Gnocchi alla Romana (Roman-style Semolina Gnocchi), a traditional Roman dish made with semolina flour, milk, butter and Parmigiano. Light, fragrant, and tasty, this simple dish is beautiful to look at with its distinct round-shaped gnocchi baked in the oven until brown and crispy.


  • 1 liter whole milk
  • pinch of nutmeg
  • 250 g semolina flour
  • 100 g unsalted butter, divided
  • 150 g Parmigiano Reggiano, grated
  • salt and pepper
  • few sage leaves (fresh or dried)


  1. In a sauce pan bring milk, 40 g of butter, nutmeg, and salt to a low simmer.
  2. When butter is melted start slowly sprinkling in the semolina flour a little bit at a time stirring the mixture with a whisk in a clockwise manner.
  3. Continue this until the semolina is all in and the mixture starts to thicken, about 15 minutes start to finish.
  4. Keep blending gently and add in Parmigiano.
  5. Line a large baking sheet 30cmx40cm with parchment paper.
  6. Scoop mixture out of pan with a spatula onto parchment.
  7. Level and smooth to edges of pan to a 1.5 cm thickness and place in the fridge for 15-20 minutes or until cool and set.
  8. Butter a 23 cmx26cm baking dish.
  9. Using a 5cm cookie cutter, cut out disks of gnocchi, and place in baking dish, overlapping disks onto one another a bit.
  10. In a sauté pan melt remaining butter with the sage leaves and sauté till butter begins to brown.
  11. Pour butter over gnocchi and sprinkle with grated Parmigiano .
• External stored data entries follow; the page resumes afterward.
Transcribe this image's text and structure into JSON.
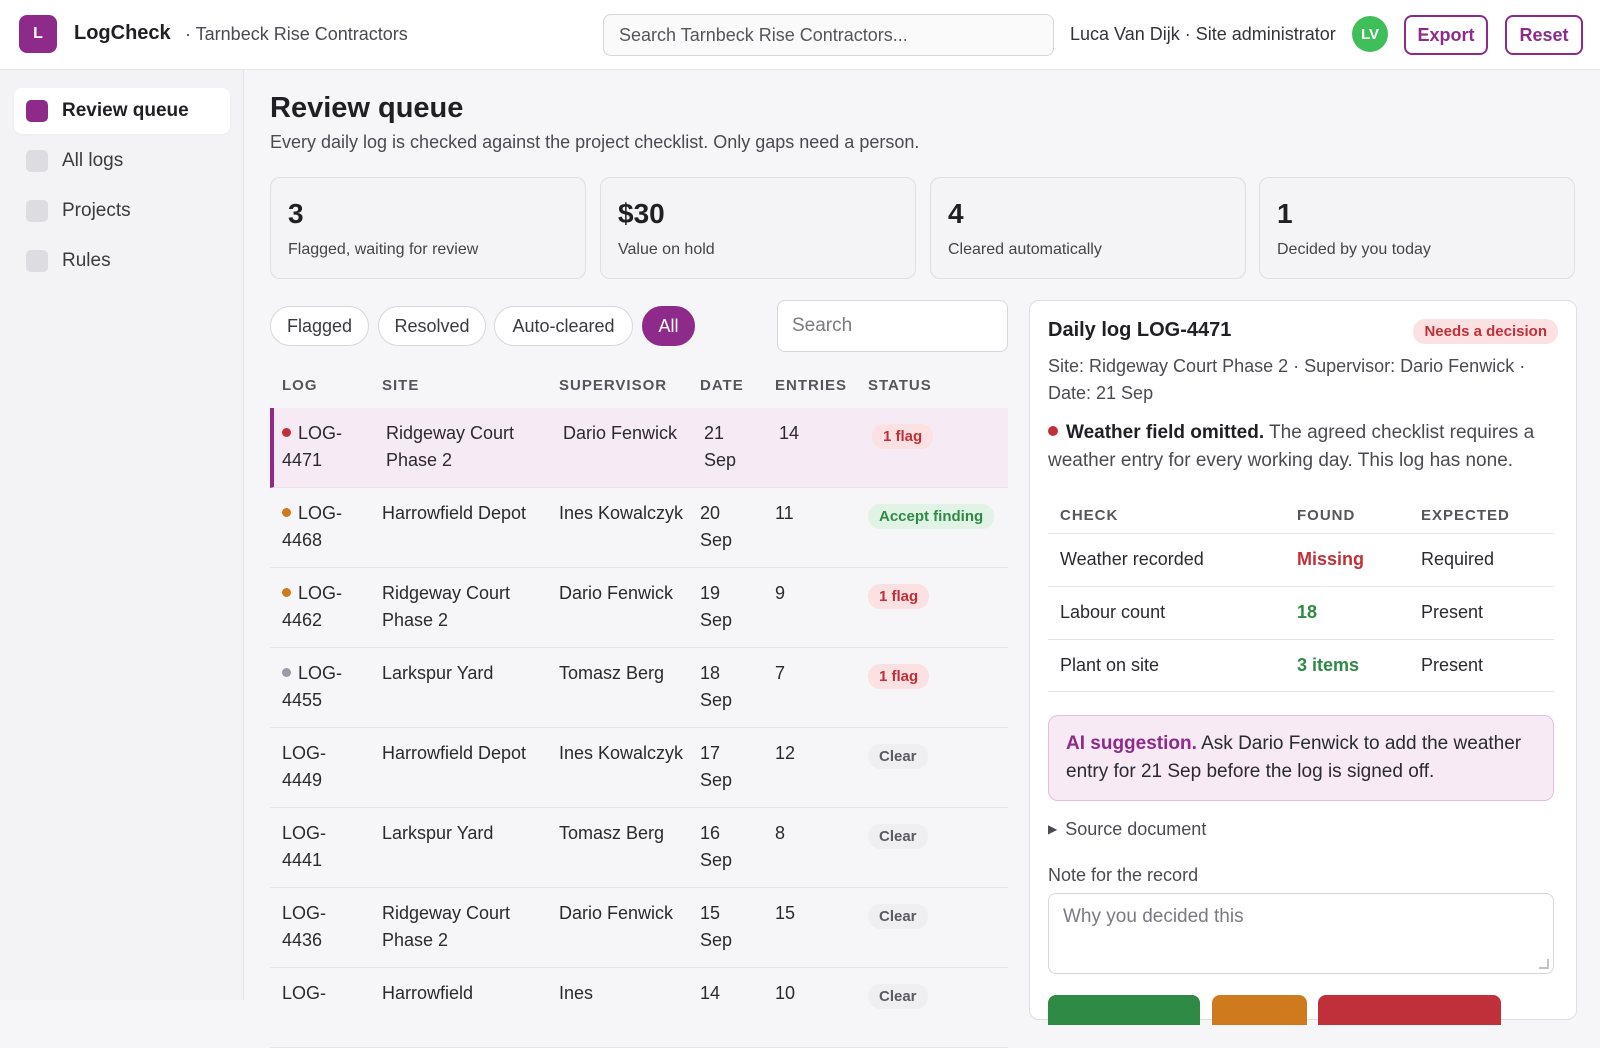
{
  "header": {
    "logo_letter": "L",
    "app_name": "LogCheck",
    "org": "· Tarnbeck Rise Contractors",
    "search_placeholder": "Search Tarnbeck Rise Contractors...",
    "user": "Luca Van Dijk · Site administrator",
    "avatar_initials": "LV",
    "export_label": "Export",
    "reset_label": "Reset"
  },
  "sidebar": {
    "items": [
      {
        "label": "Review queue",
        "active": true
      },
      {
        "label": "All logs",
        "active": false
      },
      {
        "label": "Projects",
        "active": false
      },
      {
        "label": "Rules",
        "active": false
      }
    ]
  },
  "main": {
    "title": "Review queue",
    "subtitle": "Every daily log is checked against the project checklist. Only gaps need a person.",
    "stats": [
      {
        "value": "3",
        "label": "Flagged, waiting for review"
      },
      {
        "value": "$30",
        "label": "Value on hold"
      },
      {
        "value": "4",
        "label": "Cleared automatically"
      },
      {
        "value": "1",
        "label": "Decided by you today"
      }
    ],
    "filters": [
      "Flagged",
      "Resolved",
      "Auto-cleared",
      "All"
    ],
    "active_filter": "All",
    "search_placeholder": "Search"
  },
  "table": {
    "columns": [
      "LOG",
      "SITE",
      "SUPERVISOR",
      "DATE",
      "ENTRIES",
      "STATUS"
    ],
    "rows": [
      {
        "log": "LOG-\n4471",
        "site": "Ridgeway Court Phase 2",
        "supervisor": "Dario Fenwick",
        "date": "21 Sep",
        "entries": "14",
        "status": "1 flag",
        "status_type": "flag",
        "dot": "#c0303a"
      },
      {
        "log": "LOG-\n4468",
        "site": "Harrowfield Depot",
        "supervisor": "Ines Kowalczyk",
        "date": "20 Sep",
        "entries": "11",
        "status": "Accept finding",
        "status_type": "accept",
        "dot": "#d07a1e"
      },
      {
        "log": "LOG-\n4462",
        "site": "Ridgeway Court Phase 2",
        "supervisor": "Dario Fenwick",
        "date": "19 Sep",
        "entries": "9",
        "status": "1 flag",
        "status_type": "flag",
        "dot": "#d07a1e"
      },
      {
        "log": "LOG-\n4455",
        "site": "Larkspur Yard",
        "supervisor": "Tomasz Berg",
        "date": "18 Sep",
        "entries": "7",
        "status": "1 flag",
        "status_type": "flag",
        "dot": "#9a9aa8"
      },
      {
        "log": "LOG-\n4449",
        "site": "Harrowfield Depot",
        "supervisor": "Ines Kowalczyk",
        "date": "17 Sep",
        "entries": "12",
        "status": "Clear",
        "status_type": "clear",
        "dot": ""
      },
      {
        "log": "LOG-\n4441",
        "site": "Larkspur Yard",
        "supervisor": "Tomasz Berg",
        "date": "16 Sep",
        "entries": "8",
        "status": "Clear",
        "status_type": "clear",
        "dot": ""
      },
      {
        "log": "LOG-\n4436",
        "site": "Ridgeway Court Phase 2",
        "supervisor": "Dario Fenwick",
        "date": "15 Sep",
        "entries": "15",
        "status": "Clear",
        "status_type": "clear",
        "dot": ""
      },
      {
        "log": "LOG-",
        "site": "Harrowfield",
        "supervisor": "Ines",
        "date": "14",
        "entries": "10",
        "status": "Clear",
        "status_type": "clear",
        "dot": ""
      }
    ]
  },
  "detail": {
    "title": "Daily log LOG-4471",
    "badge": "Needs a decision",
    "meta": "Site: Ridgeway Court Phase 2 · Supervisor: Dario Fenwick · Date: 21 Sep",
    "finding_title": "Weather field omitted.",
    "finding_text": " The agreed checklist requires a weather entry for every working day. This log has none.",
    "check_columns": [
      "CHECK",
      "FOUND",
      "EXPECTED"
    ],
    "checks": [
      {
        "check": "Weather recorded",
        "found": "Missing",
        "expected": "Required",
        "ok": false
      },
      {
        "check": "Labour count",
        "found": "18",
        "expected": "Present",
        "ok": true
      },
      {
        "check": "Plant on site",
        "found": "3 items",
        "expected": "Present",
        "ok": true
      }
    ],
    "ai_label": "AI suggestion.",
    "ai_text": " Ask Dario Fenwick to add the weather entry for 21 Sep before the log is signed off.",
    "source_doc": "Source document",
    "note_label": "Note for the record",
    "note_placeholder": "Why you decided this",
    "colors": {
      "accent": "#8e2b8a",
      "danger": "#c0303a",
      "success": "#2f8a45",
      "warning": "#d07a1e"
    }
  }
}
  12. Place in a 400 degree F oven and bake for 10 minutes.
  13. Turn oven to low broil and cook for an additional 10 minutes.
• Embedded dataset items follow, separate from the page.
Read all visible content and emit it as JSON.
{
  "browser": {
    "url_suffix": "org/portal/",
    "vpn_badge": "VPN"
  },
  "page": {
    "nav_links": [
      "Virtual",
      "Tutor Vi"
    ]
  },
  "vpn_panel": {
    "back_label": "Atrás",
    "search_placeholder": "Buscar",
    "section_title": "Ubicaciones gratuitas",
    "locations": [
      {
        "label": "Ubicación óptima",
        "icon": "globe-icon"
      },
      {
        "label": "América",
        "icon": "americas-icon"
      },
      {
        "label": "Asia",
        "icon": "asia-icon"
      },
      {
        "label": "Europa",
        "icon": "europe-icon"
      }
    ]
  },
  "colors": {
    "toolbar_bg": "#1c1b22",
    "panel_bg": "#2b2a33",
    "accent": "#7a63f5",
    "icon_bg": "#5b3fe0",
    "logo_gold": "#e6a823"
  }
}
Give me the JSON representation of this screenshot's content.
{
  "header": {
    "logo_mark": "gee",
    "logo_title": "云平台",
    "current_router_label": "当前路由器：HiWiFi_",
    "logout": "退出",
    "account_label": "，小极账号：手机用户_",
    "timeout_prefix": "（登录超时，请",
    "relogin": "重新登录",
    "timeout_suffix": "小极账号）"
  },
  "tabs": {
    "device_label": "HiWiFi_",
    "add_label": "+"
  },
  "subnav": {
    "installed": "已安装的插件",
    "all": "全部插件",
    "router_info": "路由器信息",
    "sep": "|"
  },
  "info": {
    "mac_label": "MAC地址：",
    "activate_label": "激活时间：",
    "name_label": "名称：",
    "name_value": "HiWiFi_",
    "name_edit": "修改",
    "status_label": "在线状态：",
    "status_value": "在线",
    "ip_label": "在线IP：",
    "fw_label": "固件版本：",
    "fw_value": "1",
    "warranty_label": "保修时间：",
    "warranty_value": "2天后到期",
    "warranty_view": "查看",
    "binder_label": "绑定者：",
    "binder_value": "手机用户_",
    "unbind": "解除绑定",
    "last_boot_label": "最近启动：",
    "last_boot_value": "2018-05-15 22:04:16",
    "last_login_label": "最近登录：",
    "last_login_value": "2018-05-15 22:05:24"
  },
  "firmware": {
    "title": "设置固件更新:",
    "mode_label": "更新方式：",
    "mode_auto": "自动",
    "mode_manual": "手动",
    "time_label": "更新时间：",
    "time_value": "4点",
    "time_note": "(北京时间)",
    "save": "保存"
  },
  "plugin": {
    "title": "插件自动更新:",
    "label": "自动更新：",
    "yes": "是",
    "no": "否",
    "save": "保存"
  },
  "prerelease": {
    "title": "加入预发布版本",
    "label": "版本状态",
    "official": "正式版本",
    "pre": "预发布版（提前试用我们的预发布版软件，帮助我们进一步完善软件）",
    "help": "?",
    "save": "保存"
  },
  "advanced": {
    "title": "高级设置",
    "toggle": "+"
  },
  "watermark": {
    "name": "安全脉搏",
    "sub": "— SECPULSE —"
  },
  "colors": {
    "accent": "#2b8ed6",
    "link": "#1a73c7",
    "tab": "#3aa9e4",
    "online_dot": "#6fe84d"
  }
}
  14. Take out of oven and serve immediately.
  15. Enjoy!


Even though many people think gnocchi are traditionally always made with potatoes, they didn’t actually arrive in Italy from the Americas until the 15th Century. Up to that point, gnocchi were made with semolina flour. The Gnocchi alla Romana, therefore,  an old, classic, and traditional Italian dish, are not the classic potato gnocchi, but round disks made of semolina, milk, butter and Parmigiano, one centimeter thick and with the diameter of five centimeters that are arranged in a pan, sprinkled with melted butter and cheese and baked in the oven until bubbly and golden brown.